Da vilem Magno plebeii funeris arcam
Give to the Great [Pompeus] the poor coffin of the plebeian funeral

So, the more general meaning of “tomb” for the word “arca”, is also included, as the two can translate as “coffin” and “(closed) cell” and each meaning does not exclude the other.

As regards “Dia”, it is a rare female adjective, an archaic (but also used in the Ist century B.C.) poetic form for the more common “Diva” (from divus, -a, -um adjective) meaning “divine” in the nominative, vocative and ablative case.

“Et in arca dia ego (sum)” now, sounds really interesting as we can translate it as “I am also in the divine tomb” or better “also I am in the divine tomb”.

Above - Poussin's most famous painting depicted on his own tomb "the  bas-relief on Poussin's tomb in S. Lorenzo church (Rome) where one of the shepherds covers the  letters "-dia" of the word Arcadia allowing us to see the word "Arca" only.


The translation can even be improved using the past tense for the verb to be, as the sense seems to suggest, so the sentence becomes “Et in Arcadia ego (fui)”: Also I was in the divine tomb.

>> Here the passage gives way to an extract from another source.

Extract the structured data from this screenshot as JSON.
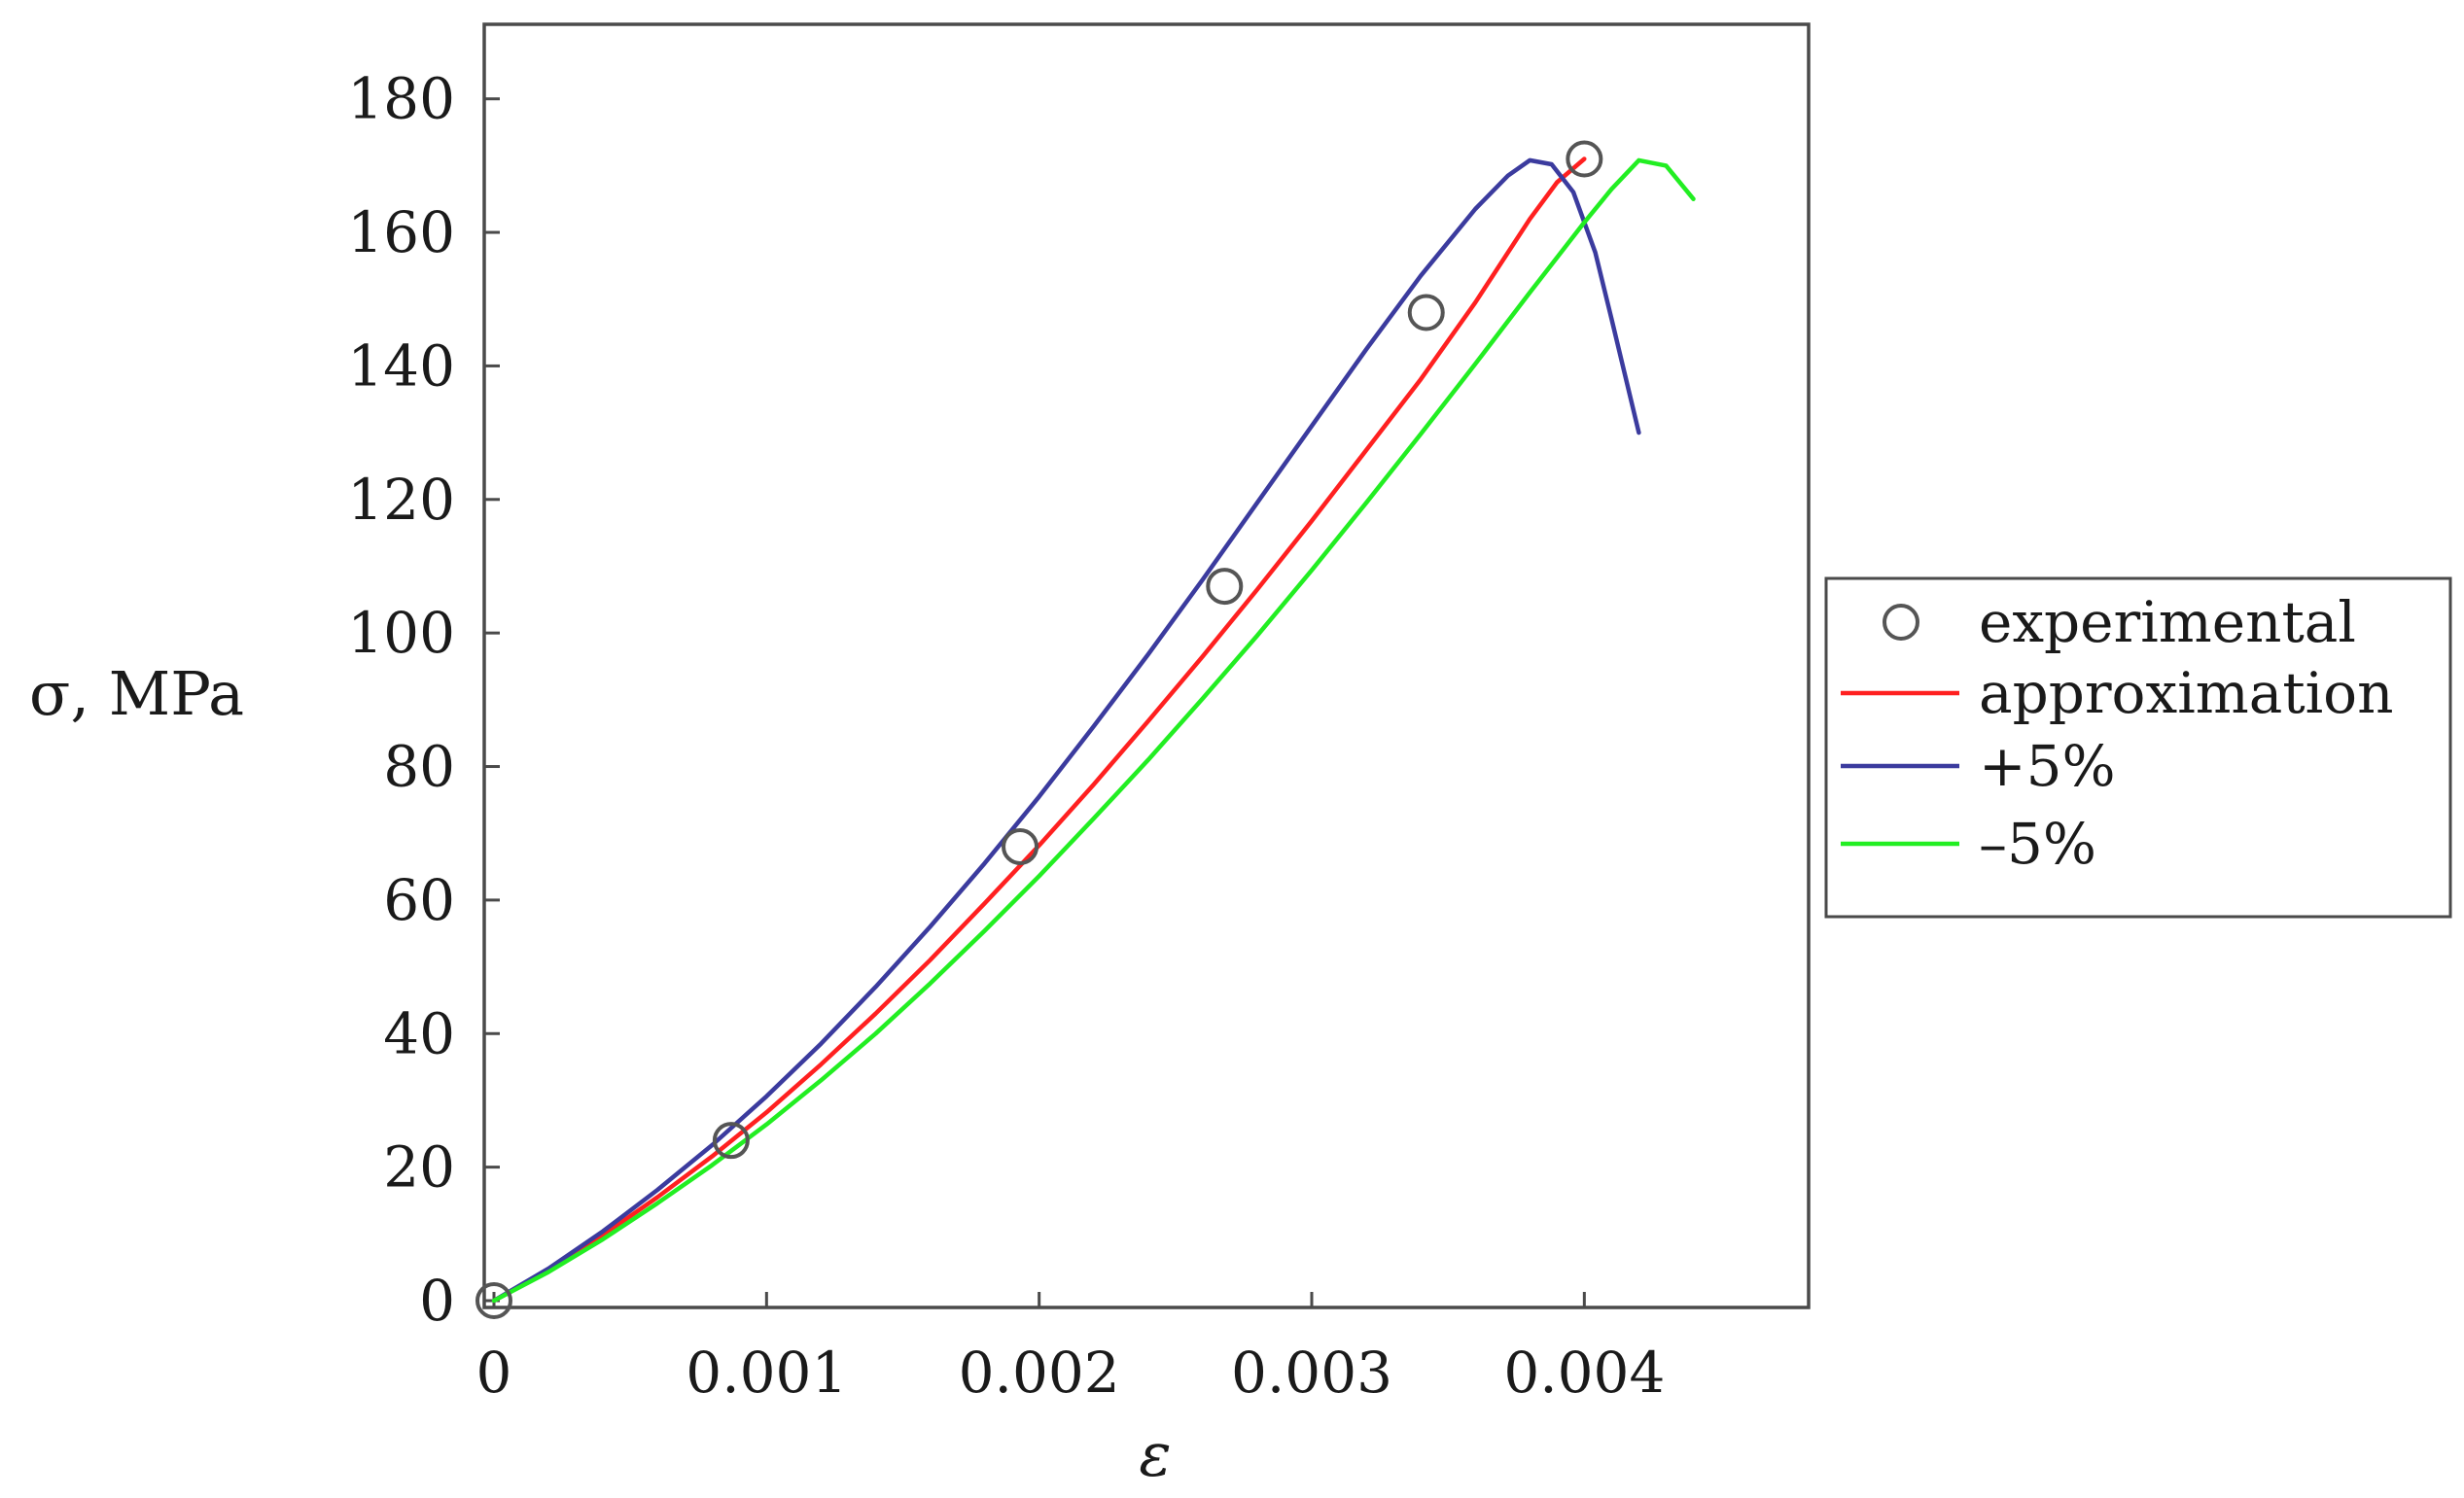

As a matter of fact, the word “fui” (I was) is composed of three letters and can perfectly fit the three dots (if we think of them as markers for lacking letters) Pierre Plantard talked about.

The sentence could, in this way, represent a marker to recognize “those who know the secret”, as a kind of sect or elite group, who had the privilege to go inside the “divine tomb” (whatever it could be) because the clear meaning of the motto is “I also am one of those who entered the divine tomb”.

The translation of “arca” as “cistern” or “reservoir” is also interesting, as we know the famous episode of the fire in the RLC village and Sauniere’s opposition to the use of the water coming from its reservoir. In my opinion, as you can find the use of the word “arca” as “reservoir” or “water-box (for mechanisms)” only by an author too technical and specific like Vitruvius, I think that this is an happy coincidence that does not impugn (contradict/cancel) what I have written above.


P.S Comments and considerations are welcome. Please write an email to the editor, who will forward your email to my personal address. Thank you.

[Editorial Note] As a matter of fact, as this issue was going to print I received an up date from Gino regarding his suppositions.  He said in a communication: as a supporting fact of my theory that the word "Arcadia" must be divided in two parts, there's the  bas-relief on Poussin's tomb in S. Lorenzo church (Rome) where one of the shepherds covers the  letters "-dia" of the word Arcadia allowing us to see the word "Arca" only”.  As a matter of fact the only visible letters are:" T IN ARCA EGO"   If we read them as "Tego in arca"  the english translation is: To hide [something] into a cell/coffer/casket/bier/coffin according to the meaning we give to the latin word "Arca".